• (bkz: kal olmak) ve güç durumda kalmak.
  • (bkz: $a$irmak)
    "- odaya bir girdim, baktim cirilciplak, kiz da diz cokmu$ onunde, kalakaldim..."
  • hayret eden bir ifade ile bakakalmak
    (bkz: donakalmak)
  • (bkz: stall)
  • bir süreç.
  • bazen umutsuzluk iğfal ettiğinde beynin en bakir köşelerini, tüm istekler bir bir yanılgıya dönüştüğünde, durup baktığımız yerden hayat tepetaklak görünüyorken içine düşülen durum.

    ---bazen son giden sevenin ardından gelen ilk gün,
    ---bazen bir garda oturup ayakkabılarından öteye gidememek,
    ---aldatılmak çoğu zaman,
    ---yanlış anlaşılmaktan korkarken hiç anlaşılamamak hayat boyu,
    ---tutunulan dalların birbir ele gelmesi,
    ---artık anneni bile özlerken kavuşamayacağını bilmek..

    özetle eli kolu bağlı bir soluk çekmek içine, mecbur olunanlara bile yüz çevirip iyi bir şeyler olmasını beklemek. öylece.
  • bünyenin otomatik olarak pause tuşuna basması, basmak zorunda kalması.
    gerekli gereksiz devreye giren, bir garip savunma mekanizması.
    çok şey yapmak isteyip, hiçbir şeyin yapılamadığı, fiilin katı hali.
    gerçeklerle yüzleşmek, inanmamak için direnmek, gözlerin, beynin ve sonrasında kalbin ani bir cereyan kaçağıyla donup kalması.

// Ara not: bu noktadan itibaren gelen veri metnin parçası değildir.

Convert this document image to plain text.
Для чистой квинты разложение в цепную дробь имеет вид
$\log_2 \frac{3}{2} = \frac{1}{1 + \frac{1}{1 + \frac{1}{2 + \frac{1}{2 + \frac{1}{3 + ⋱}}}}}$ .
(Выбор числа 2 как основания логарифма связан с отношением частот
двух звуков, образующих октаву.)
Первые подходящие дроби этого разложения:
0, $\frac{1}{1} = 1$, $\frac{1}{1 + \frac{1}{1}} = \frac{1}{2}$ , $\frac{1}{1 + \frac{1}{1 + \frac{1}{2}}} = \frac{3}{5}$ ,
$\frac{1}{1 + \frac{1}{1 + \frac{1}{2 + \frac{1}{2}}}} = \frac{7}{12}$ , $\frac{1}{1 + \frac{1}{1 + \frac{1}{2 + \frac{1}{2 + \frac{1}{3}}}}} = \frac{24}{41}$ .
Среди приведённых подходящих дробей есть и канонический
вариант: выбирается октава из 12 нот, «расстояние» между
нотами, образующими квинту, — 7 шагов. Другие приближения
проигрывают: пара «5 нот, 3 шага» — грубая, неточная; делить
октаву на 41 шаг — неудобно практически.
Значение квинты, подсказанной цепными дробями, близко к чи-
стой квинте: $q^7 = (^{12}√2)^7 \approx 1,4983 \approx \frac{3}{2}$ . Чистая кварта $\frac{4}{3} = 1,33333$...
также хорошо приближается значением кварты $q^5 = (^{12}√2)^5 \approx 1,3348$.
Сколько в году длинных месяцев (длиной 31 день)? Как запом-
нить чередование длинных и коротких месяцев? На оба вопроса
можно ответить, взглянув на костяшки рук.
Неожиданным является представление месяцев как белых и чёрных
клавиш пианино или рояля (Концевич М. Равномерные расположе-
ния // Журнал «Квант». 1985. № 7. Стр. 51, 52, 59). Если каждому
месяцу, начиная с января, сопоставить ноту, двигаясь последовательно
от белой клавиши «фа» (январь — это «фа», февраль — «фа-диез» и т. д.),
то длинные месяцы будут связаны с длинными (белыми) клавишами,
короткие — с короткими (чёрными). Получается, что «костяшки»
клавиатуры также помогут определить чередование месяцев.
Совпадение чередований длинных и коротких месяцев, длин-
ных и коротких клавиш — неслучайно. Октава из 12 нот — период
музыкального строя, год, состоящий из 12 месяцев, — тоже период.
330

    kalakalırken, zincirleme bir reaksiyon gerçekleşir. kimi zaman insandan insana atlayan bir zincir...

    karşıdan karşıya geçmeye niyetlenir küçük çocuk. yaşı 10, bilemedin 11... geçeceği yöndeki araçlara kırmızı ışık tam o saniye yanmıştır. dört yol ağzı açısından, net olarak izlenebilen bir dehşet manzarası. kırmızının ilk saniyesinde, "daha yeni yandı, durmasam da olur" mantığıyla, frenle münasebete girmemiş bir taksi şöförü yaklaşmaktadır sahneye. ne yazık ki ağır ağır değil, hızla... çocuk yola adımını attığı an manzaranın içine, tam ortasına dahil olur.
    görür.
    kalakalır.
    ... geç olarak duran sarı aracın altından çekerek çıkartırlar çocuğu. ipli kukla gibi, içi boşaltılmış gibi, başı, kolu bacağı tutanların hakimiyetinde...

    zincir atlar, kalakalırsınız.
  • hissiyati tarif için (bkz: el gibi)

    ne bir ses ne de haber gelmiyor artık senden
    öylece kalakaldım da deli hasretinle ben
    bir yabancı selamın ile hüzünlere daldım
    kendi ellerimle ben beni kederlere saldım
    sonunda bir oyuncak kara sevda aldım senden
    yani değişmedim hala öyle biraz çocuk kaldım

    ağır versiyonu için;

    (bkz: eli böğründe kalmak)
  • an itibariyle tarafımdan yaşanmış durumdur. her zamanki gibi bilgisayar başına geçilir, ekşi sözlük açılır. bir kaç gündür kullanıcı girişi yapmaya üşenen ben, en nihayetinde giriş yapar. karşısına çıkan ilk başlığa * takılıp entryleri alt alta okumaya başlar. ve en son girilen entrynin altındaki beyaz kısım görülünce işte, ekran karşısında kalakalınır.
    çok istediğiniz bir şey hiç ummadığınız bir anda gerçekleşirse yaşanacak durumdur kalakalmak.